Erste Erwähnung von Alschwiller 1135 (≈ 1135)
Dorf zum ersten Mal zitiert.
1289
Erwähnung des Schlosses
Erwähnung des Schlosses 1289 (≈ 1289)
Schloss von Alschwiller bezeugt in den Texten.
XIVe siècle
Verschwinden aus dem Dorf
Verschwinden aus dem Dorf XIVe siècle (≈ 1450)
Alschwiller ist nicht mehr bewohnt.
1857
Archäologische Ausgrabungen
Archäologische Ausgrabungen 1857 (≈ 1857)
Max de Ring erforscht die Motte.
fin XVIIIe siècle
Fehlen der Kapelle
Fehlen der Kapelle fin XVIIIe siècle (≈ 1895)
Letztes vernichtete religiöses Ansehen.
22 novembre 1989
Historische Denkmalklassifikation
Historische Denkmalklassifikation 22 novembre 1989 (≈ 1989)

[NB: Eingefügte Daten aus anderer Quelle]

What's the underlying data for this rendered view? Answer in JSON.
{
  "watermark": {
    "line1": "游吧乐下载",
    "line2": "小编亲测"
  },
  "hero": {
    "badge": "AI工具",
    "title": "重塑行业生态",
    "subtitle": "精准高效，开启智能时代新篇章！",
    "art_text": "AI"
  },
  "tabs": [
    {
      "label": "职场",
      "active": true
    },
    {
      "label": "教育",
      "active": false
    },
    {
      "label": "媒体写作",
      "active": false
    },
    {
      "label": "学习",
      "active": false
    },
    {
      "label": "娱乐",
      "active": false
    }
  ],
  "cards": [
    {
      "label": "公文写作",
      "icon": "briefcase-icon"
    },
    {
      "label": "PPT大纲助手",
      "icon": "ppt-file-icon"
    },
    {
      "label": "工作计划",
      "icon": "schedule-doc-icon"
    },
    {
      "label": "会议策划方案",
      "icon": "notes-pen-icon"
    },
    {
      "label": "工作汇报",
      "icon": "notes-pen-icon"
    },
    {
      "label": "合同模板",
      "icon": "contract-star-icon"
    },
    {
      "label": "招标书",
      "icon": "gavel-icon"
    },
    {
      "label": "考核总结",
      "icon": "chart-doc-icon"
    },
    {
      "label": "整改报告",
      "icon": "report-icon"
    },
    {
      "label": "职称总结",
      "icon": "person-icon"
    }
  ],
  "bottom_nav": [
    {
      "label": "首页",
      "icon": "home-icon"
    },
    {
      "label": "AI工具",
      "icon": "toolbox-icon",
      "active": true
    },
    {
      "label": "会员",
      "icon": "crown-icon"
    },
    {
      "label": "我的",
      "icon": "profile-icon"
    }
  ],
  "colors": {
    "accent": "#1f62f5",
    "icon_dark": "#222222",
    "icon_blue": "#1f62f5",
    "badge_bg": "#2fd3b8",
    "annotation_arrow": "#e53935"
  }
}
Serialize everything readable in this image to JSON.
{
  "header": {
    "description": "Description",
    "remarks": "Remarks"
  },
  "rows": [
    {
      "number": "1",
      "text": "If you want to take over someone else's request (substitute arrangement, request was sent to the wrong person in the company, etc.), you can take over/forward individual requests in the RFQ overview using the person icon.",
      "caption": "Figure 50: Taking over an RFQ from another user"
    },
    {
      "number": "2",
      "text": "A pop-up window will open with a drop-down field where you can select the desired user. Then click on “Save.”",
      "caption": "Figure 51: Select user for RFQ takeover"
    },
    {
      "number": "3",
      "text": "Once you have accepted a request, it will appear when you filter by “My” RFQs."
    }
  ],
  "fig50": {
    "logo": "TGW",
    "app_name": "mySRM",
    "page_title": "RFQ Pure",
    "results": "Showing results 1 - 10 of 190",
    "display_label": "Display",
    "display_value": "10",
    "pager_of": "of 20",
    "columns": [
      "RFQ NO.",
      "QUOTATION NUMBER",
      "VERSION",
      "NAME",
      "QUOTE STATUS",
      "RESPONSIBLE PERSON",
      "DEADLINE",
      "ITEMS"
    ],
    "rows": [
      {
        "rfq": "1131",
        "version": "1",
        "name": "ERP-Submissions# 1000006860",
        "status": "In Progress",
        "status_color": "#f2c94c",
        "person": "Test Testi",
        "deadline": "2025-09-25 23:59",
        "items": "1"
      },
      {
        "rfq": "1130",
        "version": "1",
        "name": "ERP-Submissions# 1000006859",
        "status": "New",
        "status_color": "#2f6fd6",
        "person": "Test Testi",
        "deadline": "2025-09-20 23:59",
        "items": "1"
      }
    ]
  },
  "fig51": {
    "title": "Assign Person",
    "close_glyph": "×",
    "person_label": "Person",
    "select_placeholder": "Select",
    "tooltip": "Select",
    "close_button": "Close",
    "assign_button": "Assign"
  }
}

Zusätzliche Bestandsaufnahme.
Aujourd'hui
Aujourd'hui
Aujourd'hui Aujourd'hui (≈ 2025)
Position de référence.
Kulturgüter
Gesamtrückstände, einschließlich Boden (ca. 20 51): Beschriftung durch Dekret vom 22. November 1989
Kennzahlen
Max de Ring - Archäologe
Erholte die Motte 1857.
Ursprung und Geschichte
Der Saint-Georges-d'Alschwiller ist ein archäologisches Vestige in Soultz-Haut-Rhin, in der Haut-Rhin Abteilung. Diese Seite entspricht der Lage eines fehlenden Dorfes, Alschwiller, erwähnt seit 1135. Das Dorf beherbergte 1289 eine Burg und eine Kapelle, die am Ende des 18. Jahrhunderts verschwunden war. Das Dorf selbst war bereits im 14. Jahrhundert verschwunden und ließ diese Motte als einziges Zeugnis ihrer Existenz.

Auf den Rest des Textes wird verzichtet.